Overwegingen van geavanceerde behandeling
bij de keuze tussen risperidon en aripiprazol, dienen psychiaters de neveneffectprofielen af te wegen met bestaand bewijs en de klinische respons van de patiënt. Voor zover wij weten, is er slechts één head-to-head studie van deze twee medicijnen tot nu toe, die vergelijkbare veiligheid en werkzaamheid van de behandeling over een periode van 2 maanden toonde (12). Risperidon heeft enig bewijs, zij het beperkt, voor werkzaamheid op langere termijn, maar vormt een groter theoretisch risico op sedatie, metabole effecten, evenals dosisgerelateerde extrapiramidale symptomen en hyperprolactinemie.
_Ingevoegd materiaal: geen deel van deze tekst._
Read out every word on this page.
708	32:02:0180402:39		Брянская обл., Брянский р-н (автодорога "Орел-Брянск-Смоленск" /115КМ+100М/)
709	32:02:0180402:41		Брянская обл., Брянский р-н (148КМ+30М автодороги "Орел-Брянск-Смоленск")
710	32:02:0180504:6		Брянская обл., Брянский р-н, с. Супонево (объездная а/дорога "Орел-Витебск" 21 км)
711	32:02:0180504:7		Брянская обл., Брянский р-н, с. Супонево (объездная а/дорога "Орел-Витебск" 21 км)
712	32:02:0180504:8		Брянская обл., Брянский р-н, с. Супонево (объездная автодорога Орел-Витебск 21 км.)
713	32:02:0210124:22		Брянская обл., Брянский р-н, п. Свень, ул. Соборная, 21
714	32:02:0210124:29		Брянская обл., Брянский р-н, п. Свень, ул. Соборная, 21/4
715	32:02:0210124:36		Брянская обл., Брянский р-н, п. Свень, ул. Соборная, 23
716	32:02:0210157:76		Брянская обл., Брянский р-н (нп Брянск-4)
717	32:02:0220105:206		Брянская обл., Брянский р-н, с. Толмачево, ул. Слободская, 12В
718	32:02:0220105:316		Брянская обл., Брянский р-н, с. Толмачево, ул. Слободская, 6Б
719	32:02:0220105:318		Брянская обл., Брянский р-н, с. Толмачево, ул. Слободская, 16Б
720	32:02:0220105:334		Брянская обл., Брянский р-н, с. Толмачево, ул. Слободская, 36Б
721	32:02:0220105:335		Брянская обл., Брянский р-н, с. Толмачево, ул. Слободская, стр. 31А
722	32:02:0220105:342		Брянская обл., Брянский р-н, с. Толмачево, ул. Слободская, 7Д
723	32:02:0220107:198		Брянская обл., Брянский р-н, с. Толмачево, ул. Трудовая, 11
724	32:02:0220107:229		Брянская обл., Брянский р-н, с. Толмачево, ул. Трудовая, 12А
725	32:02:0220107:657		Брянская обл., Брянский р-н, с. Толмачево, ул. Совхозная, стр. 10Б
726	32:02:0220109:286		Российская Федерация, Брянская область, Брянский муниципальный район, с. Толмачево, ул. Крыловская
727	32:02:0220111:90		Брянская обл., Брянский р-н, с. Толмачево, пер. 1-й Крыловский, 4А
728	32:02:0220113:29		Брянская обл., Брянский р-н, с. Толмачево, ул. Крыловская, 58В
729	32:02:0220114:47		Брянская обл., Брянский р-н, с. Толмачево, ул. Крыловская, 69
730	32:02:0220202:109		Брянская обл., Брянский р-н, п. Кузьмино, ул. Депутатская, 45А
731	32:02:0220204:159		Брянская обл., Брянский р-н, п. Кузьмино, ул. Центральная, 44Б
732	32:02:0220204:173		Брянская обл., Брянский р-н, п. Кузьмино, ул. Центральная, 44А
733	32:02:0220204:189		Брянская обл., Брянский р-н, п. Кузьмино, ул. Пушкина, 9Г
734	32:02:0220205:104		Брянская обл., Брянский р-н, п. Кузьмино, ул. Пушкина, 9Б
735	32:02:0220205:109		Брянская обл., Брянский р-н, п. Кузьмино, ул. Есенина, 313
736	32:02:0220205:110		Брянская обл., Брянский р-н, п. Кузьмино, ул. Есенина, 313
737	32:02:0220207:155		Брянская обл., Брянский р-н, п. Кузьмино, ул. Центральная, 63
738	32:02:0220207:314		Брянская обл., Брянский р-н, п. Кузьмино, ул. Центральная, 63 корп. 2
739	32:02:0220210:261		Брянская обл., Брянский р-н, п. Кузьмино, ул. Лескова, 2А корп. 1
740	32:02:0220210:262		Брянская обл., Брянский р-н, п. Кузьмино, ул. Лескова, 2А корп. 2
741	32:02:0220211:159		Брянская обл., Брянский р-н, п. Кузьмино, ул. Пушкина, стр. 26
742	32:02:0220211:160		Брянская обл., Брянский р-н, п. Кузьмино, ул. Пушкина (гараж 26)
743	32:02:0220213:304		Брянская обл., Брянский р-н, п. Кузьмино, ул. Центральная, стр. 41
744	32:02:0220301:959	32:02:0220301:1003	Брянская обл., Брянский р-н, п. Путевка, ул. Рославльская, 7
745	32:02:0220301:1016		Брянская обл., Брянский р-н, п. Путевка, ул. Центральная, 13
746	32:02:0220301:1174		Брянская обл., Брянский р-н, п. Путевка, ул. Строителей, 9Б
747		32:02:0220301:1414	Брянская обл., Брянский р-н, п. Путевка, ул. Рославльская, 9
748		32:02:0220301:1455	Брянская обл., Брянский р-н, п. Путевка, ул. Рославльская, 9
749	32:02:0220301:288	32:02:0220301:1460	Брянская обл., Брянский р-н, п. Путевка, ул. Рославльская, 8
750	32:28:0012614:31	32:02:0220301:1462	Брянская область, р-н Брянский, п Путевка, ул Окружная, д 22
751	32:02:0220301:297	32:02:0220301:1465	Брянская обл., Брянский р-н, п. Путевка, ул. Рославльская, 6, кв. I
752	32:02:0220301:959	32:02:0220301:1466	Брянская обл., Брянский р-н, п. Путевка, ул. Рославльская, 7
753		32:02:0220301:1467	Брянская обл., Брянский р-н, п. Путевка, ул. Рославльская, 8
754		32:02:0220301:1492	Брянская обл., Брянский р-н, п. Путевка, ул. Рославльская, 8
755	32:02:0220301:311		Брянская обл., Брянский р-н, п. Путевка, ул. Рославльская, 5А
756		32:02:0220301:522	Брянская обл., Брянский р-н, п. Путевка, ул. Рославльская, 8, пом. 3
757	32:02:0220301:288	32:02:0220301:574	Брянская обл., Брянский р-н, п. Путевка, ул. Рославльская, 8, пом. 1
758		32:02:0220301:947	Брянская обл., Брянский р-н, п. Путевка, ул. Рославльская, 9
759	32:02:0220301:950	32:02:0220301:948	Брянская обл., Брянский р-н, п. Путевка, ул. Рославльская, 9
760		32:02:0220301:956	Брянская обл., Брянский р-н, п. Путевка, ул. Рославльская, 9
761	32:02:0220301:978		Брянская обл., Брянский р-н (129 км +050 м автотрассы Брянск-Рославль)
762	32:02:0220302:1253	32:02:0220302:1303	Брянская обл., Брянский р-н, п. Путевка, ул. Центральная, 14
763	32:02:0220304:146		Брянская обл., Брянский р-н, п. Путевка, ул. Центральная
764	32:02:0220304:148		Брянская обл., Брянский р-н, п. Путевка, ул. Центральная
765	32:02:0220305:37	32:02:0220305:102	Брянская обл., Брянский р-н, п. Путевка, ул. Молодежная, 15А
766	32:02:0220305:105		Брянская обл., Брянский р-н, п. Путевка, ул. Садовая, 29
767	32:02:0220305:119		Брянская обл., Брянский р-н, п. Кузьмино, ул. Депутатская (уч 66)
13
Aan de andere kant kan aripiprazol leiden tot verhoogde activering en acathisie en kan geassocieerd worden met zeldzame problemen met impulsbeheersing. Van atypische antipsychotica, als klasse, is bekend dat ze metabole bijwerkingen hebben (d.w.z. gewichtstoename, dyslipidemie, insulineresistentie), met cardiovasculaire risico ‘ s op lange termijn. Andere minder vaak voorkomende bijwerkingen van antipsychotica die in overweging moeten worden genomen, zijn dystonische reacties, tardieve dyskinesie en maligne neurolepticasyndroom, waarover ouders moeten worden geïnformeerd voordat zij toestemming geven voor de behandeling.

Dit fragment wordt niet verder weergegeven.